Gateway to the Information Highway
By Sandy Prater
"If you build it, they will come," so Kevin Costners character built a baseball field in he Iowa cornfields of a Hollywood movie.
And in real life, U S WEST built Synchronous Service Transport.
"SST is the gateway to the information highway," said U S WEST Product Manager John Schenk. "Customers often tell us what they want from us. And whenever we introduce faster speeds, they come to us with new ideas and applications for the service."
Basically, SST is a linear SONET (Synchronous Optical Network) two-point private line that operates at OC-3, OC-12 and OC-48 speeds 155.52 MBPs, 622.08 MBPS and 2,488 Gbps respectively with Add-Drop Multiplexing (ADM) functionality at the serving wire centers.
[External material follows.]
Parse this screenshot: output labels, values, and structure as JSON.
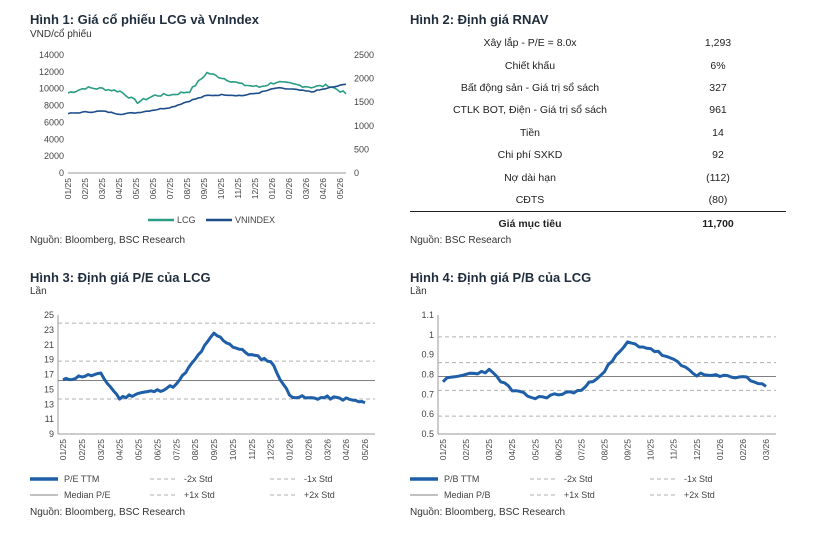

Twenty years ago, 150 bps teletypewriters were state-of-the art. Ten years later, DS1 was. With offerings at 2,488 Gbps, SST is over two million times faster than the teletypewriter and 1600 times faster than DS!. If the past is any indicator, SST will double in capacity every two years.
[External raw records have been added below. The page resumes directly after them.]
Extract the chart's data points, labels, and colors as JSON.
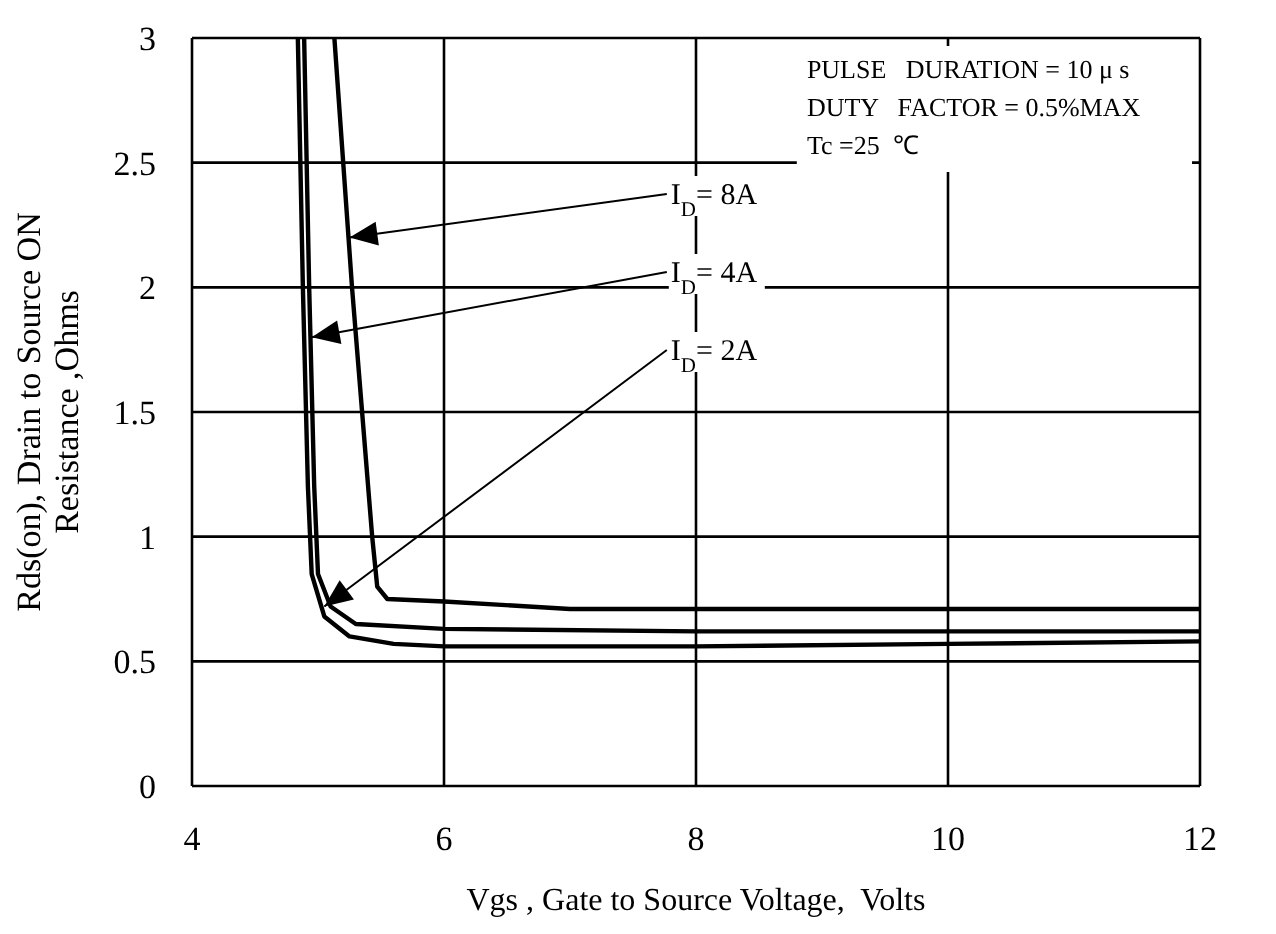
{
  "chart_data": {
    "type": "line",
    "xlabel": "Vgs , Gate to Source Voltage,  Volts",
    "ylabel": "Rds(on), Drain to Source ON\nResistance ,Ohms",
    "xlim": [
      4,
      12
    ],
    "xticks": [
      4,
      6,
      8,
      10,
      12
    ],
    "ylim": [
      0,
      3
    ],
    "yticks": [
      0,
      0.5,
      1,
      1.5,
      2,
      2.5,
      3
    ],
    "grid": true,
    "marker": "none",
    "line_style": "solid",
    "series": [
      {
        "color": "#000000",
        "x": [
          5.13,
          5.2,
          5.27,
          5.35,
          5.43,
          5.47,
          5.55,
          6,
          7,
          8,
          10,
          12
        ],
        "values": [
          3,
          2.5,
          2.0,
          1.5,
          1.0,
          0.8,
          0.75,
          0.74,
          0.71,
          0.71,
          0.71,
          0.71
        ]
      },
      {
        "color": "#000000",
        "x": [
          4.89,
          4.93,
          4.97,
          5.0,
          5.1,
          5.3,
          6,
          8,
          12
        ],
        "values": [
          3,
          2.0,
          1.2,
          0.85,
          0.72,
          0.65,
          0.63,
          0.62,
          0.62
        ]
      },
      {
        "color": "#000000",
        "x": [
          4.84,
          4.88,
          4.92,
          4.95,
          5.05,
          5.25,
          5.6,
          6,
          8,
          10,
          12
        ],
        "values": [
          3,
          2,
          1.2,
          0.85,
          0.68,
          0.6,
          0.57,
          0.56,
          0.56,
          0.57,
          0.58
        ]
      }
    ],
    "annotations": [
      {
        "text": "I$_{D}$= 8A",
        "x": 5.25,
        "y": 2.2
      },
      {
        "text": "I$_{D}$= 4A",
        "x": 4.95,
        "y": 1.8
      },
      {
        "text": "I$_{D}$= 2A",
        "x": 5.05,
        "y": 0.72
      },
      "PULSE   DURATION = 10 μ s",
      "DUTY   FACTOR = 0.5%MAX",
      "Tc =25  ℃"
    ]
  }
}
SST fiber and optical transmission media is re0placing both the copper plant and digital formats and it is a major step toward the error-free network.
Mechanically, the entire optical system is protected by redundancy. Each piece of network equipment has a working laser and receiver, in addition to a protect laser and receiver system that will take over automatically is there is a failure on the working system. The transfer takes less than 50 milliseconds. There is a corresponding physical redundancy in the loops between U S WEST wire centers and customer premises.
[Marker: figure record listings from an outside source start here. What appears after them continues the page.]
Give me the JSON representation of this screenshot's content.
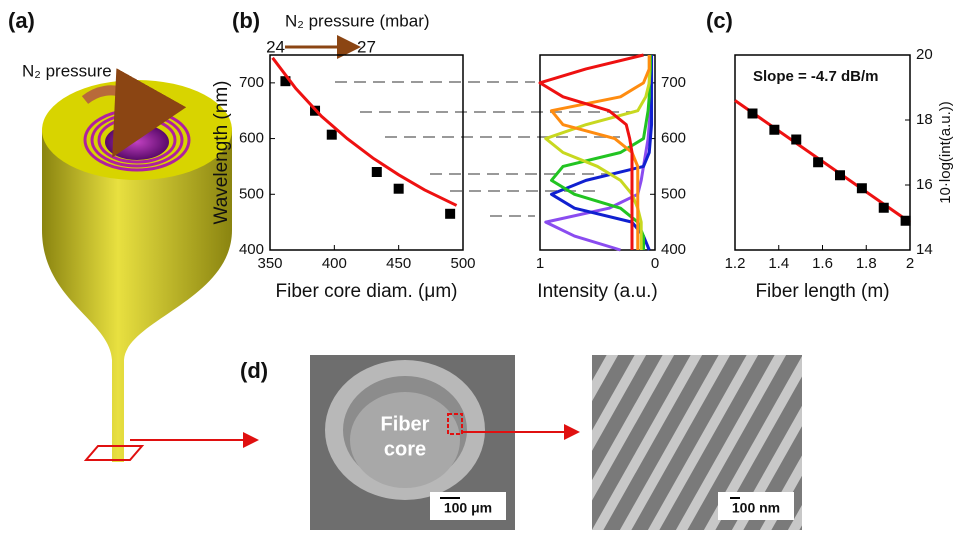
{
  "labels": {
    "panel_a": "(a)",
    "panel_b": "(b)",
    "panel_c": "(c)",
    "panel_d": "(d)",
    "pressure": "N₂ pressure",
    "fiber_core": "Fiber",
    "fiber_core_2": "core",
    "scale_um": "100 μm",
    "scale_nm": "100 nm"
  },
  "chart_data": [
    {
      "type": "scatter",
      "xlabel": "Fiber core diam. (μm)",
      "ylabel": "Wavelength (nm)",
      "annotations": [
        "N₂ pressure (mbar)",
        "24",
        "27"
      ],
      "xlim": [
        350,
        500
      ],
      "xticks": [
        350,
        400,
        450,
        500
      ],
      "ylim": [
        400,
        750
      ],
      "yticks": [
        400,
        500,
        600,
        700
      ],
      "series": [
        {
          "marker": "square",
          "color": "#000000",
          "x": [
            362,
            385,
            398,
            433,
            450,
            490
          ],
          "values": [
            703,
            650,
            607,
            540,
            510,
            465
          ]
        },
        {
          "marker": "line",
          "color": "#ee1111",
          "x": [
            352,
            370,
            390,
            410,
            430,
            450,
            470,
            495
          ],
          "values": [
            745,
            690,
            640,
            600,
            565,
            535,
            508,
            480
          ]
        }
      ]
    },
    {
      "type": "line",
      "xlabel": "Intensity (a.u.)",
      "xlim": [
        1,
        0
      ],
      "xticks": [
        1,
        0
      ],
      "ylim": [
        400,
        750
      ],
      "yticks": [
        400,
        500,
        600,
        700
      ],
      "y": [
        400,
        425,
        450,
        475,
        500,
        525,
        550,
        575,
        600,
        625,
        650,
        675,
        700,
        725,
        750
      ],
      "series": [
        {
          "color": "#8a4cf0",
          "values": [
            0.3,
            0.7,
            0.95,
            0.4,
            0.15,
            0.12,
            0.1,
            0.08,
            0.06,
            0.05,
            0.04,
            0.04,
            0.04,
            0.04,
            0.04
          ]
        },
        {
          "color": "#1020d0",
          "values": [
            0.05,
            0.1,
            0.2,
            0.7,
            0.9,
            0.6,
            0.1,
            0.05,
            0.04,
            0.03,
            0.03,
            0.03,
            0.03,
            0.03,
            0.03
          ]
        },
        {
          "color": "#22c422",
          "values": [
            0.1,
            0.1,
            0.15,
            0.3,
            0.7,
            0.9,
            0.8,
            0.3,
            0.1,
            0.08,
            0.06,
            0.05,
            0.05,
            0.04,
            0.04
          ]
        },
        {
          "color": "#c8d820",
          "values": [
            0.12,
            0.12,
            0.12,
            0.15,
            0.2,
            0.3,
            0.5,
            0.8,
            0.95,
            0.6,
            0.15,
            0.08,
            0.05,
            0.05,
            0.05
          ]
        },
        {
          "color": "#ff8c10",
          "values": [
            0.15,
            0.15,
            0.15,
            0.15,
            0.15,
            0.15,
            0.15,
            0.2,
            0.35,
            0.8,
            0.9,
            0.3,
            0.1,
            0.05,
            0.05
          ]
        },
        {
          "color": "#ee1111",
          "values": [
            0.2,
            0.2,
            0.2,
            0.2,
            0.2,
            0.2,
            0.2,
            0.2,
            0.22,
            0.25,
            0.4,
            0.8,
            1.0,
            0.6,
            0.1
          ]
        }
      ]
    },
    {
      "type": "scatter",
      "xlabel": "Fiber length (m)",
      "ylabel": "10·log(int(a.u.))",
      "annotation": "Slope = -4.7 dB/m",
      "xlim": [
        1.2,
        2
      ],
      "xticks": [
        1.2,
        1.4,
        1.6,
        1.8,
        2
      ],
      "ylim": [
        14,
        20
      ],
      "yticks": [
        14,
        16,
        18,
        20
      ],
      "series": [
        {
          "marker": "line",
          "color": "#ee1111",
          "x": [
            1.2,
            2
          ],
          "values": [
            18.6,
            14.85
          ]
        },
        {
          "marker": "square",
          "color": "#000000",
          "x": [
            1.28,
            1.38,
            1.48,
            1.58,
            1.68,
            1.78,
            1.88,
            1.98
          ],
          "values": [
            18.2,
            17.7,
            17.4,
            16.7,
            16.3,
            15.9,
            15.3,
            14.9
          ]
        }
      ]
    }
  ]
}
The protect laser fiber pair is routed 25 feet or more away from the working fiber pair. This diversity is from the first utility vault outside the wire center to the last terminal before the subscriber.
SONET technology contains several monitoring levels and the entire system is monitored at the Synchronous Transport Signal (STS) level the local maintenance center. This performance monitoring examines the quality of the data being transmitted. 1.73 megabits of data are dedicated to maintenance and quality monitoring in each STS. There are three STSs in each OC-3.
U S WEST monitors the occasional errors that occur in all systems, and searches for recurrences that might indicate system degradation. Over 19 parameters are constantly checked. Some like Code Violation are monitored at the section, line, STS path, and virtual tributary path levels. If any violation occurs six or more times in an eight-hour period, an alarm is sent to the maintenance center for possible corrective action. These errors are normally invisible to end-users, and careful monitoring prevents them from becoming visible.
The overall message is monitored via a path overhead that is embedded in the payload delivered to the subscriber. This is available to the subscriber for monitoring the quality of the message envelope.
An excellent example of SST technology deployment is the design of Boeings newest commercial airplane, the 777. By using SST in their computer-aided design process, they were able to significantly reduce the design and delivery time of the final product. The technology also helped Boeing improve the quality of the air-frame-product design.
As the country takes its first tentative steps on the information highway, the direction well go next is still a mystery. Applications are devised daily by U S WEST customers that improve the way we all communicate and do business. SST is the transportation vehicle that will deliver these applications to the nation.